We can query the agent with the `stream` method and obserb how it generates the query and executes it in the dabase, retrieving the results.

In [7]:

messages = [
    SystemMessage(
        """
        - You are a useful assistant that help users navigate a catalog of clothing items.
        - You can retrieve clothing items from the catalog using a SQL query.
        - Answer in natural language and format your output using paragraph or bullet points if
          necessary.
        """
    ),
    HumanMessage("Can you show me the name and price of all coats?")
]

stream_generator = agentic_sql.stream({"messages": messages}, stream_mode="values")
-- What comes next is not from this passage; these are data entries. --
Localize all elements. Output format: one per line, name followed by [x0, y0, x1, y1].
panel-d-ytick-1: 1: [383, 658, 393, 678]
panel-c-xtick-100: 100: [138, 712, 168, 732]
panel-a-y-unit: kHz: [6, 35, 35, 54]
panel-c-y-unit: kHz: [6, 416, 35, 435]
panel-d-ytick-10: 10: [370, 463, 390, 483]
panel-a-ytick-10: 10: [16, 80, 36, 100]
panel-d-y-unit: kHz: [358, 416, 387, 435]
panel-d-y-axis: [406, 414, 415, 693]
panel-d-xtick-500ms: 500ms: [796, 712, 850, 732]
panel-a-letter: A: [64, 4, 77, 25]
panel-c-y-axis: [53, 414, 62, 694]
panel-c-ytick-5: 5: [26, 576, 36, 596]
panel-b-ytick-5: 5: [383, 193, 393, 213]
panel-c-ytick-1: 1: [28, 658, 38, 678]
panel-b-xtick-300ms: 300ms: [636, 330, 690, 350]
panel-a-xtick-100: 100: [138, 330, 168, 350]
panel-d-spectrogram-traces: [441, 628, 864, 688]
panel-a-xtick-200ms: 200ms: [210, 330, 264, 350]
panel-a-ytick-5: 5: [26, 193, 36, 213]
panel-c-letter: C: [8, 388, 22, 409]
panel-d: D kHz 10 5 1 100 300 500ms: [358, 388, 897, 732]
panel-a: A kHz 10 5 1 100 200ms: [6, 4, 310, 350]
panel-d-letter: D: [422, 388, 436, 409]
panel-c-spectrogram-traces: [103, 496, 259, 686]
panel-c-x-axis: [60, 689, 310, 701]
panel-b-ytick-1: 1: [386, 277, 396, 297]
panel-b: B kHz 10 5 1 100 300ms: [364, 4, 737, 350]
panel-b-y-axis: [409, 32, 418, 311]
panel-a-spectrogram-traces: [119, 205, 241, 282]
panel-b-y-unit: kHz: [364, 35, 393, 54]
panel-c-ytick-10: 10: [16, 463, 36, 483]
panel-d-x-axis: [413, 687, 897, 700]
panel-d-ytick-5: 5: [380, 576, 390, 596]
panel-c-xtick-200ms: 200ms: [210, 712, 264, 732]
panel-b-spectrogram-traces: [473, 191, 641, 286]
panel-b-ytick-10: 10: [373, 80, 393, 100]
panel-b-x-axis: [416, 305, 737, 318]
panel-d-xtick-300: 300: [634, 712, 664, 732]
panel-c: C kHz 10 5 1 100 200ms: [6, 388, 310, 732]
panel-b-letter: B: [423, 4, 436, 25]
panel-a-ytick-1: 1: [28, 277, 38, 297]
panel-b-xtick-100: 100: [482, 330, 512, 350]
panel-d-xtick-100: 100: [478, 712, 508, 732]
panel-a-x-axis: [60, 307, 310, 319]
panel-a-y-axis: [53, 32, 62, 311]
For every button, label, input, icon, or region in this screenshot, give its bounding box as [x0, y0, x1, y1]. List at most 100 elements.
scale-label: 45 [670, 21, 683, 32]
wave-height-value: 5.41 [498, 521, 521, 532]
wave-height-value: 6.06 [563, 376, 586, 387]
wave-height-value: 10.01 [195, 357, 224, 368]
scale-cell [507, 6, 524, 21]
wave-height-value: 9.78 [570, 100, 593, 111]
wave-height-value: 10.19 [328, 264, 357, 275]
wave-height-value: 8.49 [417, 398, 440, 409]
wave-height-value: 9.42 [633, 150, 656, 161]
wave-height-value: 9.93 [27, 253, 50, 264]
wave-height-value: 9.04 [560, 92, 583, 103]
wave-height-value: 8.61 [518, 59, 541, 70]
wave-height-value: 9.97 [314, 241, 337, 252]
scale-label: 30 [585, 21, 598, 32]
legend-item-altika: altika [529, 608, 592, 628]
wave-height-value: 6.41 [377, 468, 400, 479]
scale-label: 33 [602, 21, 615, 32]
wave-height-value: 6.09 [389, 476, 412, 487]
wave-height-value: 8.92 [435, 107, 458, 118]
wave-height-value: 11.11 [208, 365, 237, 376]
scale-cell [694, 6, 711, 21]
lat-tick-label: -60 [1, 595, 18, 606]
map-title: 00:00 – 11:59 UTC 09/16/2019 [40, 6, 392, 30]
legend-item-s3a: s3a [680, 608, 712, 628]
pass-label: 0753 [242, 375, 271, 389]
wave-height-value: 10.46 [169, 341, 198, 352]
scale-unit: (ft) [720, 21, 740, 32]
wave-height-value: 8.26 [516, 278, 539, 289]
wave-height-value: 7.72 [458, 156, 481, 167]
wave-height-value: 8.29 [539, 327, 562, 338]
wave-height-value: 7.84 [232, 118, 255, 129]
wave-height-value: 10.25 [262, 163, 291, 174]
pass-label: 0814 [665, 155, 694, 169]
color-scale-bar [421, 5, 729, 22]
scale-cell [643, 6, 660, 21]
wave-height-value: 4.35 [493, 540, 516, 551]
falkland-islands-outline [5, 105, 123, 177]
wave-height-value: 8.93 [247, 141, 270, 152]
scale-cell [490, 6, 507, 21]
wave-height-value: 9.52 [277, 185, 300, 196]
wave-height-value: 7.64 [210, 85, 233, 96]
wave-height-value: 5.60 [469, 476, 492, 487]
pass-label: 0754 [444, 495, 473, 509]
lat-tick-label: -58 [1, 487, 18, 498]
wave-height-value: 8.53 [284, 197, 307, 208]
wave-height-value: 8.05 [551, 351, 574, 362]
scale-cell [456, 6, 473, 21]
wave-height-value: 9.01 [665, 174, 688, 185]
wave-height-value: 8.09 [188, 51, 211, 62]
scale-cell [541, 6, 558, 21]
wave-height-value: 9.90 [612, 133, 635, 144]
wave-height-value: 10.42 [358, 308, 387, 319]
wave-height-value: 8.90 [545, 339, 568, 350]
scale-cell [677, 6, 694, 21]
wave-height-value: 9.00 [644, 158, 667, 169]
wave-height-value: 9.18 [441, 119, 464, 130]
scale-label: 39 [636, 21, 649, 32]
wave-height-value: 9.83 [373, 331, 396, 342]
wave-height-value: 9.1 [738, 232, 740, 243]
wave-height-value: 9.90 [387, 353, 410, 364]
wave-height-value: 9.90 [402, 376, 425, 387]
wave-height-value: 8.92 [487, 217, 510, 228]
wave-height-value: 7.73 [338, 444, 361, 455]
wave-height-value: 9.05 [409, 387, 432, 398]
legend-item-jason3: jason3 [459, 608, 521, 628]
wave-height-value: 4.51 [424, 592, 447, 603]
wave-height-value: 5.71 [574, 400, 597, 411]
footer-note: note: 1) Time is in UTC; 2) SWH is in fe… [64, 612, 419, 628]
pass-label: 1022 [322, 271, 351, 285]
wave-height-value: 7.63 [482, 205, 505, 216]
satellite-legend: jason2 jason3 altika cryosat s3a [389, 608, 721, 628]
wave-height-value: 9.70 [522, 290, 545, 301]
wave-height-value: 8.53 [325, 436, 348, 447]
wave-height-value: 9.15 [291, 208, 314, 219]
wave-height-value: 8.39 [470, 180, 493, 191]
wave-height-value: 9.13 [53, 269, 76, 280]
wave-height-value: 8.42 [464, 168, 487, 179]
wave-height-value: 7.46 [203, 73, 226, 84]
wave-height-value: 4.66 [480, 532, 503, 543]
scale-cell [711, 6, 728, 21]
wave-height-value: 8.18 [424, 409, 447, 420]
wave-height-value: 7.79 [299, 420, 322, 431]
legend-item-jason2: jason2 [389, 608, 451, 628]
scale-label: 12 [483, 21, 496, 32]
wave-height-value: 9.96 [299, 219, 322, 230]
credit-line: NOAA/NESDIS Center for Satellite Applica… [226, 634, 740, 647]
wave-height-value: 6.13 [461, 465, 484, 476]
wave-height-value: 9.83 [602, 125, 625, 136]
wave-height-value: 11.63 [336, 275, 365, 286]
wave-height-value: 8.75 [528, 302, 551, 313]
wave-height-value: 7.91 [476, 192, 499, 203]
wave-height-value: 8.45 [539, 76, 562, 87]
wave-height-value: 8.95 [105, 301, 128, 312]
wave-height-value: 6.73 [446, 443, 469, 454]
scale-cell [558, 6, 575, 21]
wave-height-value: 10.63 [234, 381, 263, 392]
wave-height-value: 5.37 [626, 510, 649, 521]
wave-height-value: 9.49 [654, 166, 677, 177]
for state in stream_generator:
    state["messages"][-1].pretty_print()
state["messages"][-1].pretty_print()


Can you show me the name and price of all coats?
Name: execute_query

[('Midnight Magic Coat', 89.99), ('Autumn Hues Sweater', 49.99), ('Winter Wonderland Jacket', 79.99), ('Cozy Cabin Cardigan', 59.99), ('Fall Foliage Vest', 49.99), ('Snowy Peaks Parka', 99.99)]

Here are the coats with their prices:

* Midnight Magic Coat - $89.99
* Autumn Hues Sweater - $49.99
* Winter Wonderland Jacket - $79.99
* Cozy Cabin Cardigan - $59.99
* Fall Foliage Vest - $49.99
* Snowy Peaks Parka - $99.99


It can also execute calculations leveraging `SQL` capabilities.

In [8]:

messages = [
    SystemMessage(
        """
        - You are a useful assistant that help users navigate a catalog of clothing items.
        - You can retrieve clothing items from the catalog using a SQL query.
        - Answer in natural language and format your output using paragraph or bullet points if
          necessary.
        """
    ),
    HumanMessage("What is the name and price in euros of the most expensive coat, given that 1 euro is currently 1.1 dollars?")
]

stream_generator = agentic_sql.stream({"messages": messages}, stream_mode="values")

for state in stream_generator:
    state["messages"][-1].pretty_print()
state["messages"][-1].pretty_print()


What is the name and price in euros of the most expensive coat, given that 1 euro is currently 1.1 dollars?
Name: execute_query

[('Snowy Peaks Parka', 109.989)]

The most expensive coat is the Snowy Peaks Parka and its price is 109.99 euros.